Sokowatch is transforming communities across Africa by revolutionizing access to essential goods and services. By connecting small merchants to the digital economy, we fix inefficient supply chains and provide services previously unavailable to informal businesses. Sokowatch aims to provide everything a retailer needs, no distributors, or banks necessary. Thousands of retailers across Kenya, Tanzania, Rwanda, and Uganda use Sokowatch's mobile ordering and delivery platform to receive the goods they need as quickly and cheaply as possible while also accessing growth financing for the first time. We’re looking to grow our team with highly talented and motivated employees who are excited to work in a fast-paced and dynamic startup environment.

Position: Site Reliability Engineer (SRE - L1/L2) - Reporting to SRE Manager

The Site Reliability Engineering at Sokowatch fills the mission-critical role of ensuring that our complex, large-scale systems are healthy, monitored, automated, and designed to scale. We are Site Reliability Engineering team at Sokowatch, and we consist of highly skilled SRE engineers. Our prime responsibility is to bring reliability to Sokowatch production systems, applications & infrastructure. We automate applications, systems and infrastructure monitoring, cloud security, alerting, and troubleshooting. We use a lot of commercial & open-source tools and languages to accomplish our tasks like Java, MuleSoft, SAP, Magento, Python, New Relic, GCP, Tableau, etc and maintain them.

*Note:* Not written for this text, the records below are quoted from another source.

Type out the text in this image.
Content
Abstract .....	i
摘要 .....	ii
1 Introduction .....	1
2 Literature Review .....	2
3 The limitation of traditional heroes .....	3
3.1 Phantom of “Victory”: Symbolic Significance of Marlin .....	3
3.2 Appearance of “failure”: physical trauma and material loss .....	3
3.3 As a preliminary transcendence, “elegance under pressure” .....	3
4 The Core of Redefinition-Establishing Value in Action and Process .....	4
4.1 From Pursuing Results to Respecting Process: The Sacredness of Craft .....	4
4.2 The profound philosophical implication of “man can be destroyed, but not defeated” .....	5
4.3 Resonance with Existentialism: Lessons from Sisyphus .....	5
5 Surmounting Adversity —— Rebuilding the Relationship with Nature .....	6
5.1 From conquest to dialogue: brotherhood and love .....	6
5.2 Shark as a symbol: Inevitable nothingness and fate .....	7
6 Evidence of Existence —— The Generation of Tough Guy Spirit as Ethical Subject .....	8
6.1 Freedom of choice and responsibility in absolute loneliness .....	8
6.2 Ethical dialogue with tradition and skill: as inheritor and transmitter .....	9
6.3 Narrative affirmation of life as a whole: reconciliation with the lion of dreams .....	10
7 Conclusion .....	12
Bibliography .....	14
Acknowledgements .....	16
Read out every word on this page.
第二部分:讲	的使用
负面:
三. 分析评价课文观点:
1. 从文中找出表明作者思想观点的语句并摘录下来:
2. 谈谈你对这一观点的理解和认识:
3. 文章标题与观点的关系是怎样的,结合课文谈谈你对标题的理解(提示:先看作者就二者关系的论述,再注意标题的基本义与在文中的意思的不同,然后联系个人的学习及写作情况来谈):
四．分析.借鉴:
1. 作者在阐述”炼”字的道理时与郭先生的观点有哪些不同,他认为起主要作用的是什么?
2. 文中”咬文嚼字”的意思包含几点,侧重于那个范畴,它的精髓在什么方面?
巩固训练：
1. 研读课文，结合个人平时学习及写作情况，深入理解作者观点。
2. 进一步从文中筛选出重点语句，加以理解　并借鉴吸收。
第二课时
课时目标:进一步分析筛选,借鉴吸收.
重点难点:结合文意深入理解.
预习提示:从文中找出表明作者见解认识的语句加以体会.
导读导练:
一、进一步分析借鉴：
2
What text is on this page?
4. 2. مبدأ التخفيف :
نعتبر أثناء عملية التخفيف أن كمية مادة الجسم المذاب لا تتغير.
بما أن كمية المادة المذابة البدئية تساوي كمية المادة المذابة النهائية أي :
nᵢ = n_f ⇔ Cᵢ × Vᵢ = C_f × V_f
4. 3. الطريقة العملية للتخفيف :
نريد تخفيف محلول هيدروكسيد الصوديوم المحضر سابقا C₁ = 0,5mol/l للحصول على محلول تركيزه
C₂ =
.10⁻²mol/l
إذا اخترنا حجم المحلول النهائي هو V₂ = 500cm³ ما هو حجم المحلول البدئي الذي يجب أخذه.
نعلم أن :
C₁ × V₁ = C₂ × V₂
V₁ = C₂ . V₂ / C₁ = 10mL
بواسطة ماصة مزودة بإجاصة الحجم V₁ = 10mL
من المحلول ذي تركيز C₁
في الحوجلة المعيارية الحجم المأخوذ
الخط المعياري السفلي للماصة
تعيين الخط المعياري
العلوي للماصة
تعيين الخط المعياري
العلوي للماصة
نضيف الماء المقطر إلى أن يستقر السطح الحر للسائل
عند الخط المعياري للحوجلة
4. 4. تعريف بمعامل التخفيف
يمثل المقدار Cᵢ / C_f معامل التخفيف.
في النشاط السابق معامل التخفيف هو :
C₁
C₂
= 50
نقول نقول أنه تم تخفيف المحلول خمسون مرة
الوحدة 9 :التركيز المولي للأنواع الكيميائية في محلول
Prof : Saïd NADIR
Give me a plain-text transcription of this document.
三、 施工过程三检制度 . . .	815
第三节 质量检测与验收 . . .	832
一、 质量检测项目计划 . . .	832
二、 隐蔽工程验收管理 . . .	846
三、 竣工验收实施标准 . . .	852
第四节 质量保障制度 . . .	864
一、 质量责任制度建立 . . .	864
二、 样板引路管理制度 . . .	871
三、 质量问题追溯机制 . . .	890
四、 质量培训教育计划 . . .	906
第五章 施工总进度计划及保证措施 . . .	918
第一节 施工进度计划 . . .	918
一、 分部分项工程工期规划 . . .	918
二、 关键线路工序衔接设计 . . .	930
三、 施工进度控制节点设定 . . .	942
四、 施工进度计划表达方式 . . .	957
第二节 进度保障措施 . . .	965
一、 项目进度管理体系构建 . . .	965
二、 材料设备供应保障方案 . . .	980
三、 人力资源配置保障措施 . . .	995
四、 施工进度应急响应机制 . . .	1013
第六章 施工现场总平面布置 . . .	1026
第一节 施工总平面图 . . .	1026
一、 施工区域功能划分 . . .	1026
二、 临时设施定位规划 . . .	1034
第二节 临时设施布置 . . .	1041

Locations: Bangalore, India or Nairobi, Kenya

Duties & Responsibilities

  • Act as a point of escalation for incidents and other issues arising within the production systems, applications & infrastructure.
  • Excellent troubleshooting, debugging and incident resolution skills for various applications, systems & infrastructure platforms across organizations.
  • Ensures timely resolution and documentation of incidents through root cause analysis & preemptive measures / actions to avoid similar incidents.
  • Monitors the organization wide applications, systems & infrastructure for faults, alarms, and other errors. Informs internal teams as required through process and procedure.
  • Expert in providing or developing stop gap scripts, code, solutions & measures to restrict the system outages & operations/business disruptions.
  • Excellent written and oral communication skills

Requirements:

  • 5+ years prior experience in large company wide site reliability engineering and management.
  • Expert on native cloud infrastructure, linux, Shell Scripting, Networking, Java/Python & Databases
  • Expert Programmer, Problem solver, TechOps, DevOps, Databases & Infrastructure engineer.
  • Bachelor or Masters degree in a quantitative field from a premier institute.
  • Sound understanding of areas in Computer Science such as Algorithms, Data Structures, Object Oriented Design, Databases. Proficiency in at least one modern programming language such as Java, Javascript or Python.